The findings appeared on May 16 online in The Lancet.

Pazopanib targets platelet-derived growth factor receptors (PDGF) and all 3 vascular endothelial growth factor (VEGF) receptors involved in angiogenesis. It is FDA-approved to treat kidney cancer.
In the PALETTE study, Winette van der Graaf, MD, Radboud University Nijmegen Medical Centre, Nijmegen, the Netherlands, and enrolled 369 patients with metastatic soft-tissue sarcoma whose disease had progressed after chemotherapy. A total of  72 institutions in 13 countries participated in the study

Patients with gastro-intestinal stromal tumours (GIST) and liposarcomas were excluded.

The subjects were randomized to oral pazopanib (n = 246) or placebo (n = 123).

For a median follow-up of 15 months, the investigators reported progression-free survival of 4.6 months for subjects  receiving pazopanib versus 1.6 months for subjects receiving placebo.

But there was no significant gain in overall survival (12.5 months vs 10.7 months) in patients receiving pazopanib.

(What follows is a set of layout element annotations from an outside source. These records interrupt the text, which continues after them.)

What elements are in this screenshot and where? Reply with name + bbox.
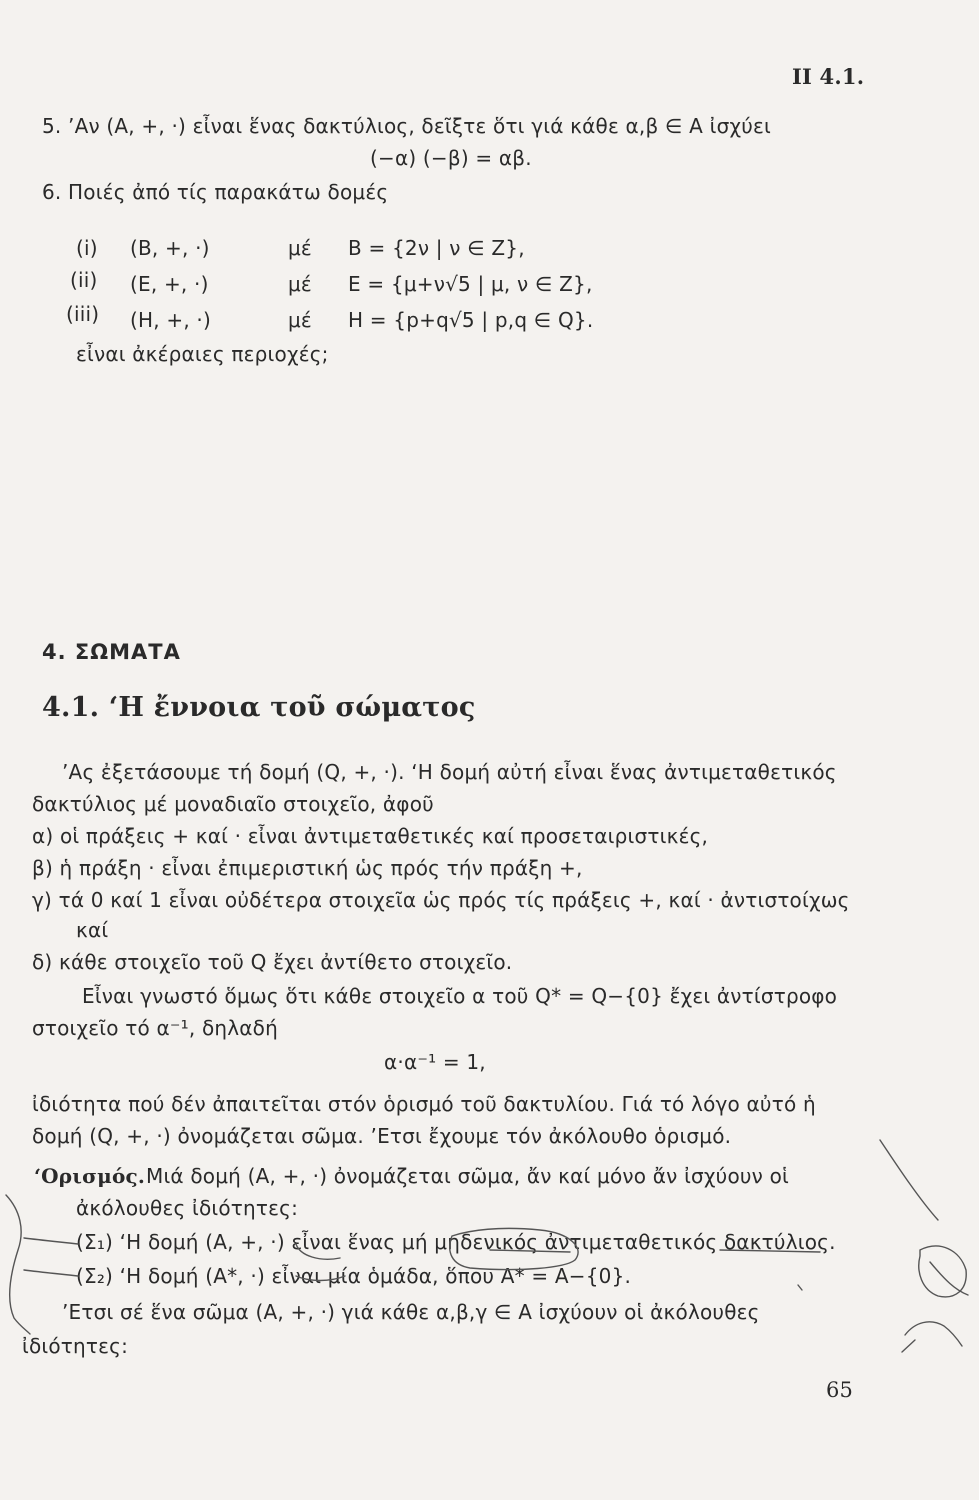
running-header: II 4.1. <box>792 64 865 89</box>
structure-1-with: μέ <box>288 236 312 260</box>
definition-line-3: ’Ετσι σέ ἕνα σῶμα (A, +, ·) γιά κάθε α,β,γ ∈ A ἰσχύουν οἱ ἀκόλουθες <box>62 1300 760 1324</box>
definition-label: ‘Ορισμός. <box>34 1164 146 1188</box>
definition-sigma-1: (Σ₁) ‘Η δομή (A, +, ·) εἶναι ἕνας μή μηδενικός ἀντιμεταθετικός δακτύλιος. <box>76 1230 836 1254</box>
structure-1-set: B = {2ν | ν ∈ Z}, <box>348 236 525 260</box>
body-line-2: δακτύλιος μέ μοναδιαῖο στοιχεῖο, ἀφοῦ <box>32 792 434 816</box>
exercise-6: 6. Ποιές ἀπό τίς παρακάτω δομές <box>42 180 389 204</box>
body-line-12: δομή (Q, +, ·) ὀνομάζεται σῶμα. ’Ετσι ἔχουμε τόν ἀκόλουθο ὁρισμό. <box>32 1124 732 1148</box>
definition-line-1: Μιά δομή (A, +, ·) ὀνομάζεται σῶμα, ἄν καί μόνο ἄν ἰσχύουν οἱ <box>146 1164 789 1188</box>
body-line-1: ’Ας ἐξετάσουμε τή δομή (Q, +, ·). ‘Η δομή αὐτή εἶναι ἕνας ἀντιμεταθετικός <box>62 760 837 784</box>
subsection-title: 4.1. ‘Η ἔννοια τοῦ σώματος <box>42 692 476 723</box>
exercise-5: 5. ’Αν (A, +, ·) εἶναι ἕνας δακτύλιος, δεῖξτε ὅτι γιά κάθε α,β ∈ A ἰσχύει <box>42 114 771 138</box>
body-line-10: α·α⁻¹ = 1, <box>384 1050 486 1074</box>
body-line-6: καί <box>76 918 109 942</box>
structure-3-set: H = {p+q√5 | p,q ∈ Q}. <box>348 308 594 332</box>
body-line-3: α) οἱ πράξεις + καί · εἶναι ἀντιμεταθετικές καί προσεταιριστικές, <box>32 824 709 848</box>
structure-2-op: (E, +, ·) <box>130 272 209 296</box>
structure-2-set: E = {μ+ν√5 | μ, ν ∈ Z}, <box>348 272 593 296</box>
page-number: 65 <box>826 1378 854 1402</box>
body-line-9: στοιχεῖο τό α⁻¹, δηλαδή <box>32 1016 278 1040</box>
body-line-11: ἰδιότητα πού δέν ἀπαιτεῖται στόν ὁρισμό τοῦ δακτυλίου. Γιά τό λόγο αὐτό ἡ <box>32 1092 816 1116</box>
body-line-4: β) ἡ πράξη · εἶναι ἐπιμεριστική ὡς πρός τήν πράξη +, <box>32 856 583 880</box>
body-line-7: δ) κάθε στοιχεῖο τοῦ Q ἔχει ἀντίθετο στοιχεῖο. <box>32 950 513 974</box>
structure-1-op: (B, +, ·) <box>130 236 210 260</box>
definition-line-2: ἀκόλουθες ἰδιότητες: <box>76 1196 299 1220</box>
structure-3-op: (H, +, ·) <box>130 308 211 332</box>
body-line-5: γ) τά 0 καί 1 εἶναι οὐδέτερα στοιχεῖα ὡς πρός τίς πράξεις +, καί · ἀντιστοίχως <box>32 888 850 912</box>
structure-2-with: μέ <box>288 272 312 296</box>
structure-3-with: μέ <box>288 308 312 332</box>
question-line: εἶναι ἀκέραιες περιοχές; <box>76 342 329 366</box>
definition-line-4: ἰδιότητες: <box>22 1334 129 1358</box>
structure-1-num: (i) <box>76 236 98 260</box>
structure-2-num: (ii) <box>70 268 98 292</box>
exercise-5-formula: (−α) (−β) = αβ. <box>370 146 532 170</box>
definition-sigma-2: (Σ₂) ‘Η δομή (A*, ·) εἶναι μία ὁμάδα, ὅπου A* = A−{0}. <box>76 1264 632 1288</box>
section-title: 4. ΣΩΜΑΤΑ <box>42 640 181 664</box>
structure-3-num: (iii) <box>66 302 100 326</box>
body-line-8: Εἶναι γνωστό ὅμως ὅτι κάθε στοιχεῖο α τοῦ Q* = Q−{0} ἔχει ἀντίστροφο <box>82 984 838 1008</box>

Common side effects of pazopanib were fatigue, diarrhoea, hypertension, nausea, and weight loss. Newly reported side effects were venous thromboembolic events, pneumothorax, and cardiotoxicity.

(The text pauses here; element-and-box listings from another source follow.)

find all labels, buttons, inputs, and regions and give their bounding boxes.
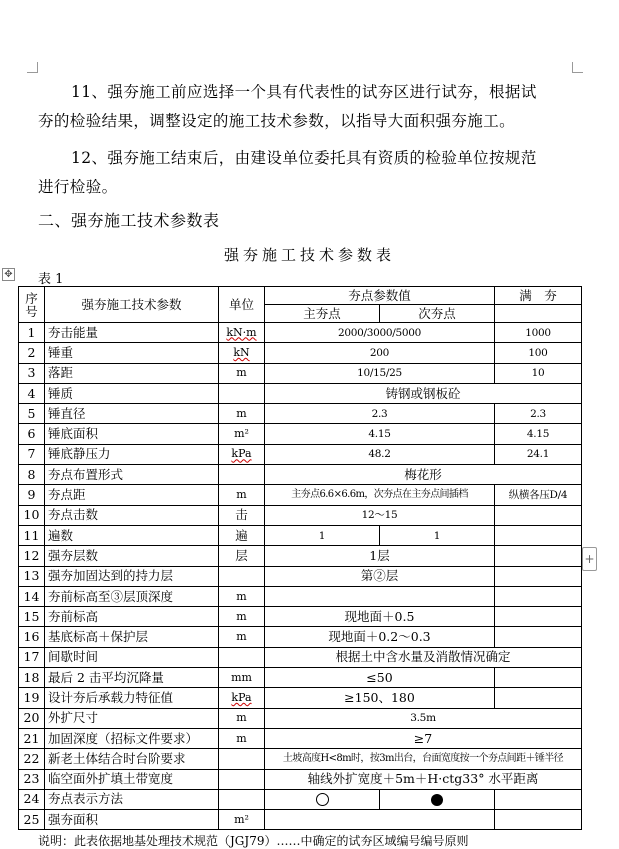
row-full-value — [495, 789, 582, 809]
row-param: 外扩尺寸 — [45, 708, 219, 728]
row-full-value: 2.3 — [495, 404, 582, 424]
row-unit: kPa — [219, 444, 265, 464]
paragraph-12 — [38, 144, 578, 202]
table-row — [19, 343, 582, 363]
row-no: 6 — [19, 424, 45, 444]
row-full-value: 4.15 — [495, 424, 582, 444]
table-row — [19, 728, 582, 748]
row-param: 加固深度（招标文件要求） — [45, 728, 219, 748]
row-full-value — [495, 586, 582, 606]
row-secondary-value: 1 — [380, 525, 495, 545]
row-no: 2 — [19, 343, 45, 363]
row-no: 20 — [19, 708, 45, 728]
header-secondary-tamp: 次夯点 — [380, 305, 495, 323]
row-value: ≤50 — [265, 668, 495, 688]
row-param: 新老土体结合时台阶要求 — [45, 749, 219, 769]
table-move-handle-icon[interactable]: ✥ — [2, 268, 15, 281]
row-unit: m — [219, 708, 265, 728]
row-value: 梅花形 — [265, 465, 582, 485]
row-no: 17 — [19, 647, 45, 667]
row-value: 第②层 — [265, 566, 495, 586]
header-no: 序号 — [19, 287, 45, 323]
header-main-tamp: 主夯点 — [265, 305, 380, 323]
row-full-value: 1000 — [495, 323, 582, 343]
row-no: 18 — [19, 668, 45, 688]
row-no: 21 — [19, 728, 45, 748]
row-full-value: 10 — [495, 363, 582, 383]
row-value: 主夯点6.6×6.6m，次夯点在主夯点间插档 — [265, 485, 495, 505]
row-full-value — [495, 688, 582, 708]
row-full-value — [495, 566, 582, 586]
row-value: 现地面＋0.2～0.3 — [265, 627, 495, 647]
table-row — [19, 465, 582, 485]
row-no: 5 — [19, 404, 45, 424]
row-param: 锤底面积 — [45, 424, 219, 444]
row-full-value — [495, 627, 582, 647]
row-full-value — [495, 668, 582, 688]
table-row — [19, 546, 582, 566]
table-row — [19, 749, 582, 769]
row-main-symbol — [265, 789, 380, 809]
row-unit: kPa — [219, 688, 265, 708]
row-param: 夯点表示方法 — [45, 789, 219, 809]
section-heading: 二、强夯施工技术参数表 — [38, 211, 220, 230]
table-row — [19, 668, 582, 688]
row-no: 23 — [19, 769, 45, 789]
row-unit — [219, 789, 265, 809]
row-no: 4 — [19, 383, 45, 403]
row-value: 根据土中含水量及消散情况确定 — [265, 647, 582, 667]
row-unit: mm — [219, 668, 265, 688]
row-param: 夯击能量 — [45, 323, 219, 343]
row-value: 48.2 — [265, 444, 495, 464]
row-full-value — [495, 525, 582, 545]
row-param: 锤直径 — [45, 404, 219, 424]
header-param: 强夯施工技术参数 — [45, 287, 219, 323]
add-column-icon[interactable]: + — [582, 547, 597, 571]
header-unit: 单位 — [219, 287, 265, 323]
row-value — [265, 586, 495, 606]
row-unit: m — [219, 607, 265, 627]
row-full-value — [495, 546, 582, 566]
filled-circle-icon — [431, 794, 443, 806]
row-no: 12 — [19, 546, 45, 566]
row-no: 24 — [19, 789, 45, 809]
table-row — [19, 323, 582, 343]
row-param: 临空面外扩填土带宽度 — [45, 769, 219, 789]
table-row — [19, 485, 582, 505]
row-unit: m — [219, 363, 265, 383]
row-unit: m² — [219, 424, 265, 444]
row-param: 夯前标高至③层顶深度 — [45, 586, 219, 606]
row-param: 强夯层数 — [45, 546, 219, 566]
row-unit: 遍 — [219, 525, 265, 545]
table-row — [19, 810, 582, 830]
table-row — [19, 627, 582, 647]
row-value: 3.5m — [265, 708, 582, 728]
hollow-circle-icon — [316, 793, 329, 806]
row-full-value — [495, 607, 582, 627]
row-unit: 层 — [219, 546, 265, 566]
row-full-value — [495, 505, 582, 525]
row-unit: kN·m — [219, 323, 265, 343]
table-row — [19, 769, 582, 789]
row-secondary-symbol — [380, 789, 495, 809]
row-param: 夯点距 — [45, 485, 219, 505]
row-param: 强夯面积 — [45, 810, 219, 830]
row-unit: 击 — [219, 505, 265, 525]
row-no: 7 — [19, 444, 45, 464]
row-value: 12～15 — [265, 505, 495, 525]
row-param: 遍数 — [45, 525, 219, 545]
row-param: 基底标高＋保护层 — [45, 627, 219, 647]
row-unit — [219, 647, 265, 667]
row-no: 22 — [19, 749, 45, 769]
table-row — [19, 505, 582, 525]
row-no: 25 — [19, 810, 45, 830]
table-row — [19, 789, 582, 809]
paragraph-line: 12、强夯施工结束后，由建设单位委托具有资质的检验单位按规范 — [71, 149, 537, 167]
table-row — [19, 566, 582, 586]
paragraph-line: 11、强夯施工前应选择一个具有代表性的试夯区进行试夯，根据试 — [71, 83, 537, 101]
row-param: 间歇时间 — [45, 647, 219, 667]
row-param: 落距 — [45, 363, 219, 383]
row-value: 铸钢或钢板砼 — [265, 383, 582, 403]
row-no: 14 — [19, 586, 45, 606]
row-param: 夯前标高 — [45, 607, 219, 627]
paragraph-line: 进行检验。 — [38, 178, 118, 196]
table-row — [19, 383, 582, 403]
row-value: 2000/3000/5000 — [265, 323, 495, 343]
table-row — [19, 647, 582, 667]
row-param: 锤重 — [45, 343, 219, 363]
table-number: 表 1 — [38, 272, 64, 287]
row-unit: m — [219, 728, 265, 748]
row-param: 夯点布置形式 — [45, 465, 219, 485]
row-unit: m² — [219, 810, 265, 830]
table-row — [19, 444, 582, 464]
row-unit — [219, 383, 265, 403]
table-title: 强夯施工技术参数表 — [223, 246, 395, 264]
row-no: 9 — [19, 485, 45, 505]
row-param: 强夯加固达到的持力层 — [45, 566, 219, 586]
row-no: 11 — [19, 525, 45, 545]
row-unit: kN — [219, 343, 265, 363]
row-unit: m — [219, 586, 265, 606]
row-value: ≥150、180 — [265, 688, 495, 708]
row-unit: m — [219, 627, 265, 647]
row-unit — [219, 749, 265, 769]
row-value: 1层 — [265, 546, 495, 566]
row-no: 3 — [19, 363, 45, 383]
row-no: 16 — [19, 627, 45, 647]
row-value: 200 — [265, 343, 495, 363]
row-value — [265, 810, 495, 830]
header-full-empty — [495, 305, 582, 323]
footer-note-partial: 说明：此表依据地基处理技术规范（JGJ79）……中确定的试夯区域编号编号原则 — [38, 834, 469, 848]
table-row — [19, 607, 582, 627]
page-corner-mark-left — [27, 62, 38, 73]
row-value: 10/15/25 — [265, 363, 495, 383]
row-no: 8 — [19, 465, 45, 485]
row-unit — [219, 769, 265, 789]
row-full-value: 100 — [495, 343, 582, 363]
row-value: ≥7 — [265, 728, 582, 748]
table-header-row — [19, 287, 582, 305]
table-row — [19, 525, 582, 545]
row-full-value: 纵横各压D/4 — [495, 485, 582, 505]
row-param: 锤底静压力 — [45, 444, 219, 464]
row-value: 现地面＋0.5 — [265, 607, 495, 627]
header-tamp-value: 夯点参数值 — [265, 287, 495, 305]
table-row — [19, 688, 582, 708]
row-unit — [219, 465, 265, 485]
row-no: 13 — [19, 566, 45, 586]
page-corner-mark-right — [572, 62, 583, 73]
row-param: 设计夯后承载力特征值 — [45, 688, 219, 708]
table-row — [19, 424, 582, 444]
table-row — [19, 586, 582, 606]
row-param: 最后 2 击平均沉降量 — [45, 668, 219, 688]
row-unit — [219, 566, 265, 586]
paragraph-line: 夯的检验结果，调整设定的施工技术参数，以指导大面积强夯施工。 — [38, 112, 516, 130]
row-no: 15 — [19, 607, 45, 627]
row-unit: m — [219, 404, 265, 424]
table-row — [19, 708, 582, 728]
row-value: 土坡高度H<8m时，按3m出台，台面宽度按一个夯点间距＋锤半径 — [265, 749, 582, 769]
row-no: 10 — [19, 505, 45, 525]
parameter-table — [18, 286, 582, 830]
row-no: 19 — [19, 688, 45, 708]
row-full-value — [495, 810, 582, 830]
row-param: 锤质 — [45, 383, 219, 403]
header-full-tamp: 满 夯 — [495, 287, 582, 305]
row-value: 2.3 — [265, 404, 495, 424]
row-value: 4.15 — [265, 424, 495, 444]
paragraph-11 — [38, 78, 578, 136]
row-no: 1 — [19, 323, 45, 343]
row-param: 夯点击数 — [45, 505, 219, 525]
table-row — [19, 363, 582, 383]
row-main-value: 1 — [265, 525, 380, 545]
row-value: 轴线外扩宽度＋5m＋H·ctg33° 水平距离 — [265, 769, 582, 789]
row-unit: m — [219, 485, 265, 505]
table-row — [19, 404, 582, 424]
row-full-value: 24.1 — [495, 444, 582, 464]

Pazopanib was discontinued in 34 (14%) patients because of toxic effects related to the drug. Of 8 fatal adverse events in the pazopanib group, 1 was multi-organ failure that might have been related to the study drug.

In an accompanying comment, Vivien Bramwell, MD, Tom Baker Cancer Centre, Calgary, Alberta, wrote: “This was a well-designed and conducted study that showed a 3-month improvement in the primary outcome of progression-free survival. [But] the desired effect of palliative chemotherapy is that tumour shrinkage or delay of progression will improve patients’ activity or well-being, but this effect was not definitively shown. The investigators conclude that pazopanib provides a new treatment option, and there will be demand for it, but will funding agencies be willing to, or able to, pay?”